Even if photography is not your primary interest, the architecture alone is worth the trip. The renovated warehouse blends original industrial features with contemporary design, creating spacious exhibition spaces. Views from the huge windows, across Rijnhaven, connect the museum with the city’s waterfront history.

Rotterdam Tramhuis
The Tramhuis is a restored historic tram shelter on Eendrachtsplein in central Rotterdam. Today it functions as a kiosk for city walks, where you can pick up paper guides, download an app, or join hosted walks. The different themed routes cover architecture, art, history, and food, and there are plans for more.
The Food and Cultures walk is a 5km wander through the city’s multicultural neighbourhoods. Rotterdam’s identity as a port city is deeply tied to migration and settlers, arriving from all over the world, have brought their food culture with them.
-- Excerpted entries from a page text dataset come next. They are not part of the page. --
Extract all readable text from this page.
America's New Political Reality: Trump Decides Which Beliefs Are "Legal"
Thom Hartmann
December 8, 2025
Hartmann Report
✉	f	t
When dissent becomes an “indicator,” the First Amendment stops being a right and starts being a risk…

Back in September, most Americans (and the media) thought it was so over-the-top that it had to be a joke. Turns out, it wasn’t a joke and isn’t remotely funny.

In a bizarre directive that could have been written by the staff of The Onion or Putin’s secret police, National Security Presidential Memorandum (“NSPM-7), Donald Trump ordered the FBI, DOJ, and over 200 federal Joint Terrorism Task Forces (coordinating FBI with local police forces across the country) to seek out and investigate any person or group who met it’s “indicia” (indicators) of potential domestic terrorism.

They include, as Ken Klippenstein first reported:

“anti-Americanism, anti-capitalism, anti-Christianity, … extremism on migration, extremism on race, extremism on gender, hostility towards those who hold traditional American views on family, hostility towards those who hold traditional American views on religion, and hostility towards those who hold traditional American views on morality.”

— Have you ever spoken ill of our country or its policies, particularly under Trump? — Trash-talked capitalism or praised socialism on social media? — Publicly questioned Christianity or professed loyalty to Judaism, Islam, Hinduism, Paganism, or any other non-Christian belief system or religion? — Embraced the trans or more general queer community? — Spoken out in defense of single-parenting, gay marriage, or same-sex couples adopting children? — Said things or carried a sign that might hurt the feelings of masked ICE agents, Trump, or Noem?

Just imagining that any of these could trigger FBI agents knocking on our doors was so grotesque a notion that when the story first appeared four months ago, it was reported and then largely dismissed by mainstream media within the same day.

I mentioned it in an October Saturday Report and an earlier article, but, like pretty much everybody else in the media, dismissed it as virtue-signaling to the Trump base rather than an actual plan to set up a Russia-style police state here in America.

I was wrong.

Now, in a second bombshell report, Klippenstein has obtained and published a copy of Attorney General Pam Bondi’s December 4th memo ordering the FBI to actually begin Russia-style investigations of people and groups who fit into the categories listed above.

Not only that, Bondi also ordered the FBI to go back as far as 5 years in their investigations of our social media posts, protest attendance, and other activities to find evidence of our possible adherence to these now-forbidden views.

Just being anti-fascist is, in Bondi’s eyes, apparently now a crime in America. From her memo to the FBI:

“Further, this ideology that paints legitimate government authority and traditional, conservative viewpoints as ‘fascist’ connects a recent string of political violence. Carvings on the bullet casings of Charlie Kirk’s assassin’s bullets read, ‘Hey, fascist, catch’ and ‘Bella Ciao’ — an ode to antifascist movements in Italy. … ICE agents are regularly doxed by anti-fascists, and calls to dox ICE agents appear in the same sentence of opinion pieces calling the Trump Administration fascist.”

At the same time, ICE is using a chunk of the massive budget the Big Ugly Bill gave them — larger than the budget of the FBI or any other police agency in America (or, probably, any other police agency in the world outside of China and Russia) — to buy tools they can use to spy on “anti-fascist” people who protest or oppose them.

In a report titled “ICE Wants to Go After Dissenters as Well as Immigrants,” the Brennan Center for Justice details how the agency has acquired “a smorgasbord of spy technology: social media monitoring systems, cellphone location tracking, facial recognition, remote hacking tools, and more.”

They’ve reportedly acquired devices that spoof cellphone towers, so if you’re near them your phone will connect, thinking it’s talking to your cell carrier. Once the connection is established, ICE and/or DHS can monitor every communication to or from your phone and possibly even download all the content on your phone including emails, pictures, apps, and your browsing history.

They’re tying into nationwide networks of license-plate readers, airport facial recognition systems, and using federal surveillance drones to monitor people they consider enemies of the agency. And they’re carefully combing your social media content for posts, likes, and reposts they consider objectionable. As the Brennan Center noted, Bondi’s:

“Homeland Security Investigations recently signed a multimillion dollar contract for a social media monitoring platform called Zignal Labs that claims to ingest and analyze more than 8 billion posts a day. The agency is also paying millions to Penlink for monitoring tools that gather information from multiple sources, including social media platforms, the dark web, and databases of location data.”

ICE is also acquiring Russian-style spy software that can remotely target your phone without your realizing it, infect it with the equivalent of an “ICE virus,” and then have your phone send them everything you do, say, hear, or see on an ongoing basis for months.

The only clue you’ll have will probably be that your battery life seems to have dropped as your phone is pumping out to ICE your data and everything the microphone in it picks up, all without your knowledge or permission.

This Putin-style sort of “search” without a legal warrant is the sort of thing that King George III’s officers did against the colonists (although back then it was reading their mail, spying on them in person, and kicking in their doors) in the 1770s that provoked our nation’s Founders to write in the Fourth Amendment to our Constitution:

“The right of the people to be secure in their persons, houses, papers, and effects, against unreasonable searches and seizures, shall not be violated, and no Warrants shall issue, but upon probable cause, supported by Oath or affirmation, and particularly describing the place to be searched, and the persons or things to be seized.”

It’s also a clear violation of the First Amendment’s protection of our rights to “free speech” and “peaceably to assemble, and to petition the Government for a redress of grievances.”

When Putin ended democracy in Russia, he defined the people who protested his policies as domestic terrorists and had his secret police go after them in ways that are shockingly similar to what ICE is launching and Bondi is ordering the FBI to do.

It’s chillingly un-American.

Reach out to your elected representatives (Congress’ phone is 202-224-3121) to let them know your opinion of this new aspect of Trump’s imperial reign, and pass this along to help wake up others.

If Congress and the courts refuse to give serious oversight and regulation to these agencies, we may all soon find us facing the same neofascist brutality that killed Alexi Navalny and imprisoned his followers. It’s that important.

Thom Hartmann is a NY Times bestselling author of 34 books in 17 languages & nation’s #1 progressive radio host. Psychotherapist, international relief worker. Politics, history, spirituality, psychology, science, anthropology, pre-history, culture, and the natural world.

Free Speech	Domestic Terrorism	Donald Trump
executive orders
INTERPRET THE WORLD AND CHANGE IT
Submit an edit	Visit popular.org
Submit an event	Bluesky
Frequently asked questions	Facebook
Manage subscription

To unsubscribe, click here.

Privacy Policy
It’s created a global food hub where almost every neighbourhood has a different taste
I set out on the walk, starting in the city’s vibrant Chinatown, full of restaurants and stores from all over Asia. Kiem Foel is a highlight with its range of Surinamese dishes including the Dynamite Roll, a spicy mix of chicken curry and roast pork. I carry on past the Ethiopian Habesha store, then a Turkish bakery and stop at Tia’s Lunchroom for some Cape Verdean fare.
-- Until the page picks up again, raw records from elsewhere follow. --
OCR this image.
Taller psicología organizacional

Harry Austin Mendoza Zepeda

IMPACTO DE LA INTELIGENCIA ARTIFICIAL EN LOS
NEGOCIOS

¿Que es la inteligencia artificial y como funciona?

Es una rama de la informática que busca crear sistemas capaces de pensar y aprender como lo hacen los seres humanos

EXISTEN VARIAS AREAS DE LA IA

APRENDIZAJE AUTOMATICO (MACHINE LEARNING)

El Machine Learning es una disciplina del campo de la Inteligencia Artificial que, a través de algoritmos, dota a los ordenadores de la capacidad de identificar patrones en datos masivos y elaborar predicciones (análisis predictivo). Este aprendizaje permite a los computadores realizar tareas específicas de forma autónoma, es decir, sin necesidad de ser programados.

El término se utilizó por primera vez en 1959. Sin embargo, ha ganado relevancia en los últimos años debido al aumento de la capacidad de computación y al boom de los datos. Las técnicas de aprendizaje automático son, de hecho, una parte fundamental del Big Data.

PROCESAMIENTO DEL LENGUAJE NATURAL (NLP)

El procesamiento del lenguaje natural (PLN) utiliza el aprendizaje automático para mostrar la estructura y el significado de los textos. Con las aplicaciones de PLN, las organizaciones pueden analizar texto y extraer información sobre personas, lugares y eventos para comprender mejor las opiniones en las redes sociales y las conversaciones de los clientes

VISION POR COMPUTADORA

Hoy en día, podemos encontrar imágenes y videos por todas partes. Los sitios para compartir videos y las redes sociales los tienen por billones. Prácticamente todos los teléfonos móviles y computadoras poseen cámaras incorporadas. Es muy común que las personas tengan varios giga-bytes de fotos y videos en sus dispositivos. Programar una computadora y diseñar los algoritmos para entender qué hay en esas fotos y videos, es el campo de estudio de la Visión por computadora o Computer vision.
Kapsalon, a combination of fries, shawarma, melted cheese, spicy sauce and lettuce, is Rotterdam’s most famous dish, invented by a Cape Verdean barber, known as Tati. His shop is still there, although he’s sadly gone, but you can order the giant dish at the Turkish El Aviva restaurant next door.
The final stop is Dok Boa, a family-run Laotian restaurant in Delfshaven. Although they also serve Thai food, the standouts are the Lao specialities. Try their Laap, a spicy meat salad, or sample their homemade Laotian sausage stuffed with fermented rice. Pace yourself throughout your walk, eating little and often, so you have space in your stomach for these final delicacies.

Rotterdam Dok Boa
Factfile
GO: Eurostar goes direct from London to Rotterdam.
Bike rental from Westcord Hotel in Eindhoven and Swapfiets in Tilburg.
INFO: The Van Gogh Village Museum is in Neunen.
Tramhuis is the place for guided walks in Rotterdam.
STAY: The Westcord Hotel in Eindhoven occupies the Philips Light Tower once used for testing light bulbs.
Hotel Villa la Vida, in Tilburg, is by the water in a former pastor’s residence.
Morgan and Mees Hotel in Rotterdam was once a radio station.
EAT: Eindhoven:
Kazerne is where art, hospitality, and gastronomy come together.
The Vane Skybar is a rooftop bar with New Dutch cocktails and amazing views.
The Grand Café is good for lunch at the Piet Hein Eek factory.
Fifth has great food and live music on the iconic NRE site
Tilburg
Smeer ‘m is a popular lunch spot right opposite the train station.
Restaurant De Houtloods is good for fine-dining.
La Trappe/Koningshoeven Abbey offers beer tours and excellent local produce.
RAK is a restaurant on the water at the Piushaven.
Rotterdam
Matroos en het Meisje has creative food near Fenix Museum.